The ship was not his only concern: “The novel character of my political position embarrassed me more than the feeble condition of my command, and that was fraught with painful apprehensions enough.” As a seaman Waddell had experience and a compass to guide him; he could manage a vessel in stormy weather, he knew from boyhood the dangers of the sea and was well prepared for fighting. But warship captains served as lonely ambassadors in faraway places with no communications to home. Promptly and without counsel, he would have to resolve complex questions of international law “over which lawyers quarreled with all their books.” Waddell brought with him the fundamental principles of law in Blackstone along with Sir Robert Phillimore’s Commentaries on International Law. “Most of my leisure hours were devoted to Phillimore, and I found him a good friend, but requiring [intense] study.”
International relations for the Confederacy were fraught with opportunity and danger, as were the complex and antiquated rules governing activities of a commerce-destroying cruiser. Early in the war, Confederate leaders had anticipated national recognition and support from prospective European allies, particularly Great Britain; however, this hope was essentially dead by 1864. But even then, any false diplomatic step could bring dire consequences for command and country. Waddell had been cautioned accordingly (as had his predecessors) and was determined to persevere. “My admirable instructions and the instincts of honor and patriotism that animated every Southern gentleman who bore arms in the South buoyed me up with hope,” he later wrote; but at the time it appeared that his anxiety predominated.
While the captain ruminated, the first lieutenant carried on managing daily operations and maintenance, supervising junior lieutenants and warrant officers in getting the ship in order. Interaction between the two Shenandoah senior officers was prickly from the beginning. Whittle’s journal leaves the impression of competence and dedication, combined with a somewhat self-absorbed and brittle sense of honor, typical of young men of his class and time. He seldom discusses Waddell except to disagree with him and pointedly assumes all burdens of ship management. Waddell, on the other hand, mentions the first lieutenant only once in his postwar notes, writing with faint praise that Whittle was “always active and intelligent in the discharge of his peculiar duties.”

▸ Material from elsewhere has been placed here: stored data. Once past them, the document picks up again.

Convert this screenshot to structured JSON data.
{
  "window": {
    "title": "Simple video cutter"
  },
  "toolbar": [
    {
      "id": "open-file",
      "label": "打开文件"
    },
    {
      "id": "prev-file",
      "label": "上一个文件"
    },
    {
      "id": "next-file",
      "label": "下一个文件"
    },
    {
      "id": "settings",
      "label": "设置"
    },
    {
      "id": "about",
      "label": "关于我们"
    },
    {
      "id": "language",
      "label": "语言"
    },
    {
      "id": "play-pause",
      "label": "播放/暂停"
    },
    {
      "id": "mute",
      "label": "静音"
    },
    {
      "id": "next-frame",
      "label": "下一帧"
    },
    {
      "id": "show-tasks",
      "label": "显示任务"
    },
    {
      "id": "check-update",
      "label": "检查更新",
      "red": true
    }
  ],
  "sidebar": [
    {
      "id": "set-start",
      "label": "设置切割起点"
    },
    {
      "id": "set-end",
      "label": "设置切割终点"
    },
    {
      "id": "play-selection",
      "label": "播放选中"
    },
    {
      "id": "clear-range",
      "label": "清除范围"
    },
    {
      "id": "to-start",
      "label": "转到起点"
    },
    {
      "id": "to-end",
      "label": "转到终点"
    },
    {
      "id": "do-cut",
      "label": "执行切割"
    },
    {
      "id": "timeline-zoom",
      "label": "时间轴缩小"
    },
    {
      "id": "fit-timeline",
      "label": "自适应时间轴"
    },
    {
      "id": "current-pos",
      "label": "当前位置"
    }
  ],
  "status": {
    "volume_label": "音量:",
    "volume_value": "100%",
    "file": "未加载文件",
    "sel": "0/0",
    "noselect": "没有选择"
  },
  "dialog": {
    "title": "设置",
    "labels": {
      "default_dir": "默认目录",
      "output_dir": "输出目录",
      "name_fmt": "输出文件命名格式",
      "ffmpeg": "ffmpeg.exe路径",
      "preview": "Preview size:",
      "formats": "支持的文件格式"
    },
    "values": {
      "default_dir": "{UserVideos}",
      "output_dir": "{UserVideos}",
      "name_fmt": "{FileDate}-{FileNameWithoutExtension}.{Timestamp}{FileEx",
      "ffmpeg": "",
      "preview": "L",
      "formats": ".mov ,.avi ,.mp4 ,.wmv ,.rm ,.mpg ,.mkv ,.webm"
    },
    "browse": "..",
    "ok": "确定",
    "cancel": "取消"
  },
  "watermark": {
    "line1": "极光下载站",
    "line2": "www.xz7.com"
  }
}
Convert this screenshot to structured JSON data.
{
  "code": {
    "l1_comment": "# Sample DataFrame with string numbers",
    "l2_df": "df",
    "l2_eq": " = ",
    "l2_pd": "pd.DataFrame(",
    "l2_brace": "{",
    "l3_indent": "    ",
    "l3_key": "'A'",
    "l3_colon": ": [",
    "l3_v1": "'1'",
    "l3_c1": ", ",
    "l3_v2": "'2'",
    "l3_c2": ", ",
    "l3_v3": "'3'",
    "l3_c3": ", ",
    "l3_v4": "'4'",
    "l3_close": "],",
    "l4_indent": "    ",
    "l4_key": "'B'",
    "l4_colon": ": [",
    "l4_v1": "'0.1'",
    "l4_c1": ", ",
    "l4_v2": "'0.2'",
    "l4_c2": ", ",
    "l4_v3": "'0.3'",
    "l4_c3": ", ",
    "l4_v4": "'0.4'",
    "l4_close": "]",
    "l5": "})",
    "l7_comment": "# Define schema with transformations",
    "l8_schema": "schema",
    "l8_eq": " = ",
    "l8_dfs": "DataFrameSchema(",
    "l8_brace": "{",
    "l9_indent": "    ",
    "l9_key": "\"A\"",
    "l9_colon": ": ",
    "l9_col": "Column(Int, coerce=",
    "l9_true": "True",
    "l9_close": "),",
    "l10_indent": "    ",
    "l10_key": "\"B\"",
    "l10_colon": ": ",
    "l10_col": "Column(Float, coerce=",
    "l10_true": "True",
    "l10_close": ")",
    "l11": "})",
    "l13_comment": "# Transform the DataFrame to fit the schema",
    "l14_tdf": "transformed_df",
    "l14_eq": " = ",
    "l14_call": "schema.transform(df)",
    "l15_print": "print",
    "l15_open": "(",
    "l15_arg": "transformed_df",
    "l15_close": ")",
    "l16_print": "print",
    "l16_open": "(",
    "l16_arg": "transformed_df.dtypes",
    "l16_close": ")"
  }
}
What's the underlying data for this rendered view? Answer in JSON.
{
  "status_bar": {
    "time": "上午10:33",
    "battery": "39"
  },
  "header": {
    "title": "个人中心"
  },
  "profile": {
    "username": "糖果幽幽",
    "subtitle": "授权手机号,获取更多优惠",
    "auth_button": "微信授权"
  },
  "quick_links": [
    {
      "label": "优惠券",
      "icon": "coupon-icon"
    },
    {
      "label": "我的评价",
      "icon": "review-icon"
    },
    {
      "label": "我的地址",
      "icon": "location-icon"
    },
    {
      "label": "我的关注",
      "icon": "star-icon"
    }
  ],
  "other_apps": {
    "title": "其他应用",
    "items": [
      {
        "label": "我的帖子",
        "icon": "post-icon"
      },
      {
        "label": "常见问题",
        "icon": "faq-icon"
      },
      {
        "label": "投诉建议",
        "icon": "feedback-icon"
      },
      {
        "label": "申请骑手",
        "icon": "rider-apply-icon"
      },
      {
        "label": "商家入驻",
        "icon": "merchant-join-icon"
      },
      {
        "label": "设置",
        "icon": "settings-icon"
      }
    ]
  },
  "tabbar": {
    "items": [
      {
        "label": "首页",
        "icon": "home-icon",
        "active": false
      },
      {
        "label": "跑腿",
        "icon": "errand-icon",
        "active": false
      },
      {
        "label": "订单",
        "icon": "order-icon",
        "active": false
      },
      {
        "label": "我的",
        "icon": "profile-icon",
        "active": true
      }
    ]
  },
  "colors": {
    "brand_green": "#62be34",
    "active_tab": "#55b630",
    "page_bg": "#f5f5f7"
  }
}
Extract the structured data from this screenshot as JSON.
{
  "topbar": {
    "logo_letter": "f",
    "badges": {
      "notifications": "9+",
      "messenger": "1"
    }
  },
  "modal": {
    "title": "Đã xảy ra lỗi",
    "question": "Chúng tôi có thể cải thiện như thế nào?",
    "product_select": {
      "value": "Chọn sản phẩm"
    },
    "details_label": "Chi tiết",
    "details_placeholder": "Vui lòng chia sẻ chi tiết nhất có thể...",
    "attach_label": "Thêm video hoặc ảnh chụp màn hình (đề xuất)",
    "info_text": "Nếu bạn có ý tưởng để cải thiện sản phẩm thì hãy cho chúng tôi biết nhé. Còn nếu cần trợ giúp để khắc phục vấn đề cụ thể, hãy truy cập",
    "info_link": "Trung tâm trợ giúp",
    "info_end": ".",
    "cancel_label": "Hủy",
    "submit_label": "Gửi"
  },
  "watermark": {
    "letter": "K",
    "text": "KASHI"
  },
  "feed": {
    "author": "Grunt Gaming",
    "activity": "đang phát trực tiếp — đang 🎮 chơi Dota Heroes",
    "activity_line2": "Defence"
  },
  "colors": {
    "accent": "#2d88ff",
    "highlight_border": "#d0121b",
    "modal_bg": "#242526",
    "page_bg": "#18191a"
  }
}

The problem was not just the age spread (twenty-three to forty)—there was a professional generation gap. When Waddell was sent to the new Naval School at Annapolis in 1847—just the second year of its operation—he had already had six years of active service afloat. He and others like him found themselves among raw cadets in a staid academic environment being taught from books what they believed they already knew from experience. Nevertheless, Waddell demonstrated marked proficiency in mathematics and navigation in the examination for passed midshipman. He met and married Ann Sellman Inglehart, the daughter of an Annapolis businessman, and then went back to sea through the turbulent 1850s. It was a period of crisis in Navy leadership and discipline characterized by the abolition of flogging and a bungled attempt to reform the moribund officer seniority system. In the small, inbred service of the time, Waddell shared the mutual suspicion and distrust that were rife among fellow officers.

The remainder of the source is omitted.